Julius Garibaldi Melchers was born in Detroit in 1860, the son of a sculptor who left Germany during Europe's revolutionary 1840s (hence the Italian patriot's "Garibaldi" for his son's middle name).

He studied in Europe, mostly in Paris and Holland, and worked and lived the last 18 years of his life in Falmouth. Continued interest in him reflects not only appreciation of his international, often impressionistic style, but also the increasing value of his art.

"Melchers can be an affordable artist," Catron said. "You can buy a sketch on eBay for $50 or $60."

But some of his paintings have sold at auction in the high six figures. The known record was the sale in 2004 of "The Embroideress" for $932,000 to a private collector.

If a major Melchers came on the market now, Catron said, it could go for $1 million or more.
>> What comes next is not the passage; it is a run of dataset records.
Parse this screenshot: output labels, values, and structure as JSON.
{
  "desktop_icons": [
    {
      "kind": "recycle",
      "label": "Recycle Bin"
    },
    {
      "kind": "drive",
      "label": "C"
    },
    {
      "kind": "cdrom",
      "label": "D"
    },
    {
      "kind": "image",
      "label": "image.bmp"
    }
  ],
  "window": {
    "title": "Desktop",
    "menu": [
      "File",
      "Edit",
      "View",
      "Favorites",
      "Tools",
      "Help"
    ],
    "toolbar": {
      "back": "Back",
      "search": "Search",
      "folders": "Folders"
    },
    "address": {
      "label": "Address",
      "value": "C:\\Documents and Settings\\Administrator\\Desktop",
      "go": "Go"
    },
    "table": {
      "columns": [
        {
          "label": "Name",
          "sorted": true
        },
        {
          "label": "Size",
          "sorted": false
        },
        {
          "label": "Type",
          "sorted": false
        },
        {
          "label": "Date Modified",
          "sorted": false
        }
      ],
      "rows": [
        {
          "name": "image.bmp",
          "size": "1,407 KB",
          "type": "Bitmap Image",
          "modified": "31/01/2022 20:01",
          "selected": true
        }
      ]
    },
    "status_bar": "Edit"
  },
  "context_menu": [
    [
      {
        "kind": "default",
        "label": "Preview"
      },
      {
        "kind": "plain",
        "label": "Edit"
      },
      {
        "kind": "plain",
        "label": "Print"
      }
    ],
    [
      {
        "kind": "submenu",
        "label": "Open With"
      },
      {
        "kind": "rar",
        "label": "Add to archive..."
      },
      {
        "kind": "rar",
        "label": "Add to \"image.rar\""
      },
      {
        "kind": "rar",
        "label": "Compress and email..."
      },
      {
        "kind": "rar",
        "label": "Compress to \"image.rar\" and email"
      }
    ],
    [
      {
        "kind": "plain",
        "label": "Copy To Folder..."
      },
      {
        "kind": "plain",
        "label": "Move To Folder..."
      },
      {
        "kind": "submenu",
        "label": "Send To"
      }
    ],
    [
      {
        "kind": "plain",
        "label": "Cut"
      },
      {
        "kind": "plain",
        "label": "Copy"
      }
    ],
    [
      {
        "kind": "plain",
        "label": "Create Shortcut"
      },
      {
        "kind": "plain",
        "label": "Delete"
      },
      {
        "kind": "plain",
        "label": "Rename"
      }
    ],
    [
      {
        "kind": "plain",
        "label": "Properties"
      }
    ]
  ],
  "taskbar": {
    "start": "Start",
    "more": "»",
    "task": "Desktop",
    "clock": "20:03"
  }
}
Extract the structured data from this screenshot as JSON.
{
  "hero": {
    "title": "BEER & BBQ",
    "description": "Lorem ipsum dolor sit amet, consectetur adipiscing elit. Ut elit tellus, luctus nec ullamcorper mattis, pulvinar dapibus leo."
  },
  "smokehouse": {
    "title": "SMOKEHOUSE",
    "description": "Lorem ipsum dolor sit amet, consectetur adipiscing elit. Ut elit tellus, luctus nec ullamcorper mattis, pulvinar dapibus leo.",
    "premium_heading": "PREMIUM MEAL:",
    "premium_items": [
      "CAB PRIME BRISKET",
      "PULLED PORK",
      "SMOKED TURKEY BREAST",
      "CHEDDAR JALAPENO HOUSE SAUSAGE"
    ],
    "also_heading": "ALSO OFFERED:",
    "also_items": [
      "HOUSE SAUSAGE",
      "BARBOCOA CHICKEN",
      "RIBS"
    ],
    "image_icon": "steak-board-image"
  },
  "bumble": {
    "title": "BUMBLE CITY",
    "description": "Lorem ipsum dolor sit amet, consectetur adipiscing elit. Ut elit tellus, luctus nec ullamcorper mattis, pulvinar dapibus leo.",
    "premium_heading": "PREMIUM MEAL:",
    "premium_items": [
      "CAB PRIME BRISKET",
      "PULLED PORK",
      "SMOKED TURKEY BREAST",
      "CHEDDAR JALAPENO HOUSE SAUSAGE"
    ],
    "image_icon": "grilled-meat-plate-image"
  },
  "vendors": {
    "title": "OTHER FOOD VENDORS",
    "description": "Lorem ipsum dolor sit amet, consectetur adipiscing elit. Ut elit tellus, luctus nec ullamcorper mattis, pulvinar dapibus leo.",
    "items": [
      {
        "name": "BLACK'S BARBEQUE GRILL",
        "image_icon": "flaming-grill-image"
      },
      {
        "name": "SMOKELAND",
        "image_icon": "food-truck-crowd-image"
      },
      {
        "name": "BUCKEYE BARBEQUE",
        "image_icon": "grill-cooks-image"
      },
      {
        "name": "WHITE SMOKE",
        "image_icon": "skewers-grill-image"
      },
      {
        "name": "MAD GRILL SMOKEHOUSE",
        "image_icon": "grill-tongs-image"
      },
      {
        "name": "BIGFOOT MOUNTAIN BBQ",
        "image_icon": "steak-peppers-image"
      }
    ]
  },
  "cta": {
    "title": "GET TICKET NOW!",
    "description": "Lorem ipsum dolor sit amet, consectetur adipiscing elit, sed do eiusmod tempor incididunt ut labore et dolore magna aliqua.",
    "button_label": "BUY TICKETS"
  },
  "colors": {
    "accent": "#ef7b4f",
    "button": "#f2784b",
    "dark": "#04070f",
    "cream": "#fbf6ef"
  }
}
Catron has dedicated her career to the search for Melchers' works.

She went straight to Belmont 26 years ago after earning a bachelor's degree in art history from Mary Washington College and a master's in art history and museum operations at George Washington University.

She is compiling a book that she hopes will be the definitive reference on Melchers. She doesn't know when she will finish it.

Until then, when questions arise about a possible Melchers work, "I'm the last word," she said.

Has she ever been unsure in judging a painting's authenticity?

"Uh-huh," she replied. "I'm careful if I say no. I'm very careful if I say yes. If I'm doubtful, I say the picture is 'problematic.' I say, 'I don't want to include your picture in my book.'"

She does see two or three outright forgeries a year, and lets that be known.

Melchers, Catron said, didn't make it easy to identify his art.

"A lot of his work is not signed," she said. "And when he did sign it, he would use two or three different styles." Also, his subject selections could be repetitive.

"I've identified 105 'mother-and-child' oils, pastels and pen-and-ink sketches by Melchers, many of them variations of the same pose," she said.

The best example is a mother and child titled "Maternity," an oil-on-canvas done in 1896 that is now at the Musee d'Orsay in Paris. What appeared to be the same picture showed up on eBay in 2006.

"It was clearly a deliberate fake," Catron said. "It's now known as the 'Rubber Baby,' or is sometimes called 'Melty' because it looks like it is melting."

Catron spotted it during one of her morning eBay surfings and made a call. It was pulled from the bidding.


"I've seen an awful lot of funny business," Catron said. "Forgers often pick an artist like Melchers because not many in the public know much about him. Although he was internationally recognized during his lifetime, he's not a hot item now."

So why are his works' prices so strong?

"Tastes are fickle," she said. "Collecting art is a little bit of a crapshoot. You have to have intuition and an experienced eye.

"There are the collectors who say, 'It's worth the price.' There are the speculators who judge what the value may be in the future."

Still, she said, "It's a lot less risky than stocks."